Spatial Poetics XIV presents a new way of looking at art

Art is not just about something that hangs on the wall: art implies a progress in action that creates new forms of practice and artwork. This year’s performance, titled In the Shadow of the Archive (July 9 at 8 p.m., at the Vancouver Japanese Language School) draws on a theme related to Japanese history.

It’s about giving artists a chance to explore something they’d never done. We have a time-based frame, but other than that, I just want to have a surprise. Artists always surprise me with what they were thinking,” says Makiko Hara. “It’ll be an interesting and unexpected performance.”

Spatial Poetics, started by Cindy Mochizuki and Miko Hoffman, gives artists the opportunity to have interdisciplinary collaborations with other artists within a determined time frame.

Artists Mochizuki and Maiko Yamamoto explore kendo, a Japanese sport from the Edo period; and Stacey Ho and Julia Aoki present sangaku, Japanese folk geometrical math. Both performances are curated by Hara.

In the shadow of the archive

Artists and curator of Spatial Poetics XIV: Cindy Mochizuki (left), Makiko Hara (centre) and Stacey Ho (right). | Photo by Danielle Tan

Artists and curator of Spatial Poetics XIV: Cindy Mochizuki (left), Makiko Hara (centre) and Stacey Ho (right). | Photo by Danielle Tan

Inspired by family history, lead artist Mochizuki and her collaborator Yamamoto integrate the styles and movements of kendo into their performance.

“The boys in my family have a history in pursuing kendo as a sport. My uncle was a kendo athlete in the 1970s expo in Osaka, Japan. What I think is a big, special event is quite erased now,” says Mochizuki. “I wouldn’t know unless I asked about it.”

Mochizuki is interested in looking at peripheral objects and people on the outside of what gets captured and archived: she wants to see what new things can be discovered.

“In that sense, it’s in the shadow of the archive, not a direct gaze at the actual kendo and the actual objects, but an offshoot of things around it,” says Mochizuki.

Instead of replicating the realness of kendo, Mochizuki and Yamamoto will create fiction using historical elements.

“I’m definitely not going to run on stage and do a full-on kendo performance,” says Mochizuki. “There are a few artifacts that I’ll wear or we’ll have, and we’ll replicate some of them in the gigantic and miniature. We’re creating a fiction, but also beyond fiction, in the some-place-else. There’s a mysterious crane character.”

For Mochizuki, the performance is a starting point for future projects and a touchstone for the different kinds of traditions she wants to investigate and break down.

Sangaku

The idea behind lead artist Ho and her collaborator Julia Aoki’s performance started out with Ho researching about sangaku. With an interest in mathematics, Ho takes courses in the suject alongside her art practice.

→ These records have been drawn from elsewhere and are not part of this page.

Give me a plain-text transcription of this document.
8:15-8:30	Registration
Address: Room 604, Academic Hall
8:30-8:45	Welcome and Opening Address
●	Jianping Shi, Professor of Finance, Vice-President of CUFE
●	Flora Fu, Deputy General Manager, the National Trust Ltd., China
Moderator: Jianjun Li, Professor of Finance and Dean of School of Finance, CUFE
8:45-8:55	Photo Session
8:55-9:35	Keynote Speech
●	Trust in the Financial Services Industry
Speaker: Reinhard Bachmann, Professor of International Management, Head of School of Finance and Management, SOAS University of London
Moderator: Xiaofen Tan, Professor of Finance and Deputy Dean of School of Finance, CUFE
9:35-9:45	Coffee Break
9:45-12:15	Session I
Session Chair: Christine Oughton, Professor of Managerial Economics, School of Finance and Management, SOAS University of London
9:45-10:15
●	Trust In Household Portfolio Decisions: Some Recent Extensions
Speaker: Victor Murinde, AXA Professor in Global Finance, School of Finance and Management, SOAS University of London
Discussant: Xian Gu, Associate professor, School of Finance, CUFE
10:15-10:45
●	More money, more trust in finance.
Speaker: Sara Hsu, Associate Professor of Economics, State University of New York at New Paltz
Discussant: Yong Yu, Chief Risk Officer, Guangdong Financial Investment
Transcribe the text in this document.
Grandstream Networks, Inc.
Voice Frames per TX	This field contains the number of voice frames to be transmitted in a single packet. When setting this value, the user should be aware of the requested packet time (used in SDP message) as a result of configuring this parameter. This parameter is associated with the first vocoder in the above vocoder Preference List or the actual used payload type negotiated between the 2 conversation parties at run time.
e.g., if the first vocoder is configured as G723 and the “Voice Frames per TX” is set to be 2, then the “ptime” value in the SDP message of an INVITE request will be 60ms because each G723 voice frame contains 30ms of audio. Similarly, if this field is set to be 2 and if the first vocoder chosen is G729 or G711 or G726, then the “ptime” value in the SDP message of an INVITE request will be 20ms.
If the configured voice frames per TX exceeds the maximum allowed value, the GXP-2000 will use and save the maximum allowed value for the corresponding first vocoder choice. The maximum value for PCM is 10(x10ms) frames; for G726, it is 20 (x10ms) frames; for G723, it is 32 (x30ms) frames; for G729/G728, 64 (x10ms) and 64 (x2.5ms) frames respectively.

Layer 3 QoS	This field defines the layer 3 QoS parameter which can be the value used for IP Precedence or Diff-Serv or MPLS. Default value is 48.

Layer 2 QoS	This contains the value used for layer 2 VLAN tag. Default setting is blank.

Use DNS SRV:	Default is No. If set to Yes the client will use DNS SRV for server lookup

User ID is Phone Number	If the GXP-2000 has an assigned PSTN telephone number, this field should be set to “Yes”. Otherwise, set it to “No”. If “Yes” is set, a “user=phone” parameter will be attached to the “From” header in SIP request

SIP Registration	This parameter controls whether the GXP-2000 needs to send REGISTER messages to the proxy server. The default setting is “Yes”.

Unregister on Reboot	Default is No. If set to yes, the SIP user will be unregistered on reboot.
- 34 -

“What’s specifically interesting to me about math is that it’s presented as a subject that is completely removed from any cultural context, yet I’m interested in the socio-historical, cultural context,” says Ho.

Ho started looking into the cultural context of math in Japan. What she discovered were beautiful geometric puzzles known as the sangaku.

“I used sangaku as a starting point to talk about math from a specific cultural context; and then to move into other shapes or ideas that sangakus allude to, talking about it through art and primarily image-making. I took up calligraphy, and I’ve been looking into virtual-reality creation and world-building,” says Ho.

Ho and Aoki’s performance will be a story-telling lecture presented with a quasi-fictional voice.

“I’m starting with an idea and talking it through gestures, abstraction, a positivist or historical approach,” says Ho. “My collaborator Julia is writing a beautiful, dreamy text, so it’s very much based on our writing as well as gestures.”

Although the lead artists at Spatial Poetics generate their own ideas, their partners’ input constantly shapes and changes the direction of the performance.

“Spatial Poetics is about stepping forward with art experiment and interdisciplinary art practice. Old traditions are being incorporated into the contemporary ways of looking at things,” says Hara.